Op bestuursniveau werd inmiddels een bitter gevecht gestreden. Aan het begin van de jaren ’20 erkende de Fédération Internationale de Ski (FIS) alleen langlauf en skispringen als officiële wedstrijdvormen. Dit had alles te maken met het feit dat alle FIS-topbestuurders in die tijd Scandinaviërs waren. In 1924 werden de eerste wereldkampioenschappen in Chamonix gehouden en een jaar later werd met terugwerkende kracht besloten dat het maar gelijk de eerste Olympische Winterspelen waren geweest. De FIS organiseerde vervolgens jaarlijks wereldkampioenschappen en bleef de alpine onderdelen boycotten voor de Olympische Winterspelen van Sankt Moritz (1928) en Lake Placid (1932). In 1928 bundelden de voorstanders van de alpine-onderdelen, dus het skiën, hun krachten. De Europese giganten op alpinegebied, Arnold Lunn’s Kandahar Ski Club en Hannes Schneider’s Ski Club Arlberg, organiseerden samen een combinatie in St. Anton: de Arlberg-Kandahar, die toegankelijk was voor iedereen. De winnaar van deze wedstrijd kreeg veel meer eer en aandacht dan de Olympische kampioenen van St. Moritz in datzelfde jaar. Er was zoveel aandacht voor de Arlberg- Kandahar wedstrijd dat andere skigebieden niet achter konden blijven. In 1931 hielden Kitzbühel en Wengen de eerste van hun jaarlijks terugkerende wedstrijden op de Hahnenkamm, respectievelijk Lauberhorn. In datzelfde jaar gaf de FIS toestemming voor de eerste alpine wereldkampioenschappen in Mürren en vijf jaar later erkende het IOC (Internationaal Olympisch Comité) het alpineskiën als olympische sport. In 1936 was alpineskiën voor het eerst een onderdeel op de Olympische Spelen in Garmisch Partenkirchen in Nazi-Duitsland.
Liften
In de jaren ’30 kwam de skisport echt tot bloei. De oorzaak lag voor een groot deel in de opkomst van de skilift. Aanvankelijk werd uitsluitend gebruik gemaakt van touwliften. Die bestonden simpelweg uit een touw dat je moest vasthouden. Je ziet dit soort liften nog wel eens bij de babyweitjes. In 1927 bouwden de Fransen voor wandelaars en skiërs de eerste gondellift in Chamonix. Een jaar later gevolgd door een aparte sleeplift voor beginnende skiërs.

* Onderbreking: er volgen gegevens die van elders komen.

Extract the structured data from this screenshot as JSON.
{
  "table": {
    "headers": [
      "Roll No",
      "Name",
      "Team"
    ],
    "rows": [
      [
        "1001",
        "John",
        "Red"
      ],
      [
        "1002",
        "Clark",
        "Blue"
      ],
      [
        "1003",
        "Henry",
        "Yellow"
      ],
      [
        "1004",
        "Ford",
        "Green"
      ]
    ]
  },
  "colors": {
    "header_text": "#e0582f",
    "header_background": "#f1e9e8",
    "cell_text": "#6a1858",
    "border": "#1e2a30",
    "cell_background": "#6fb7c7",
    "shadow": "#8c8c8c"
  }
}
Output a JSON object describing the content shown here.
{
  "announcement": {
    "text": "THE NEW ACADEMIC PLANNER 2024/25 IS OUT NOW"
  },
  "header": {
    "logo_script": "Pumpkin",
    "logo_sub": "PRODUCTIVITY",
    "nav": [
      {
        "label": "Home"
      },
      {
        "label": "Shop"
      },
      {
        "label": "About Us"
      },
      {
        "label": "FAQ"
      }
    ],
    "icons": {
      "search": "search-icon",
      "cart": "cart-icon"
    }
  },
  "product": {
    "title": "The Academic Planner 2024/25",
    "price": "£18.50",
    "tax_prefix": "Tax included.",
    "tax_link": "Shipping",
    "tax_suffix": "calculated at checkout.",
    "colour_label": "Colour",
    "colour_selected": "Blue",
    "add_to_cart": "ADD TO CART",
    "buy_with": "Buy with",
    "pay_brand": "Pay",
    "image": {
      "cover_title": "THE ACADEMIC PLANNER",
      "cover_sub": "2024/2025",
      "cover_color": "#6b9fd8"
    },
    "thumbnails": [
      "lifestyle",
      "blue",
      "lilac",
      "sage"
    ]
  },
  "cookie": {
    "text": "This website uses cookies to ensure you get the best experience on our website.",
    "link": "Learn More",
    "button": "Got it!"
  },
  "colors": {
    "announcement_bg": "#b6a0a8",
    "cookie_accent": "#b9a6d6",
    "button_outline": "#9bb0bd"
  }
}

In 1928 bouwde Engelberg de eerste gondellift die speciaal bestemd was voor skiërs en in 1932 kreeg Gerhard Müller uit Zürich patent op een treklift met de motor van een motorfiets als aandrijving. In 1936 werd de eerste ankerlift, zoals we die nu ook nog kennen, in Davos een feit. In datzelfde jaar ontwierp de Amerikaan Jim Curran de eerste stoeltjeslift voor de opening van Sun Valley. Men begon in deze tijd ook met de bouw van skidorpen en wintersport werd in korte tijd razend populair bij de betere middenklasse en de oude adel. Door de opkomst van de skilift werd de afdalingssport definitief gescheiden van het toerskiën (waarbij de skiërs zelf omhoog lopen).
Amerika
Door de Tweede Wereldoorlog kon het skiën niet verbeteren. Veel Oostenrijkse skileraren, (waaronder Hannes Schneider) vluchtten naar de Verenigde Staten om daar skischolen te leiden. Hierdoor konden de Amerikanen hun skitechnische achterstand op Europa definitief wegwerken. De sport was in de VS populair bij een heel ander publiek dan in Europa. Het gemiddelde kantoorpersoneel kon zich makkelijk een weekendje skiën veroorloven en de trein- en busverbindingen naar de skigebieden waren uitstekend. Bovendien werden met Amerikaanse voortvarendheid overal liften aangelegd, zodat de skiërs veel meer afdalingen op een dag konden maken. En om een afdaling te maken is een goede skitechniek nodig. Dus voordat Amerika ook aan de oorlog ging meedoen, waren skischolen al heel populair.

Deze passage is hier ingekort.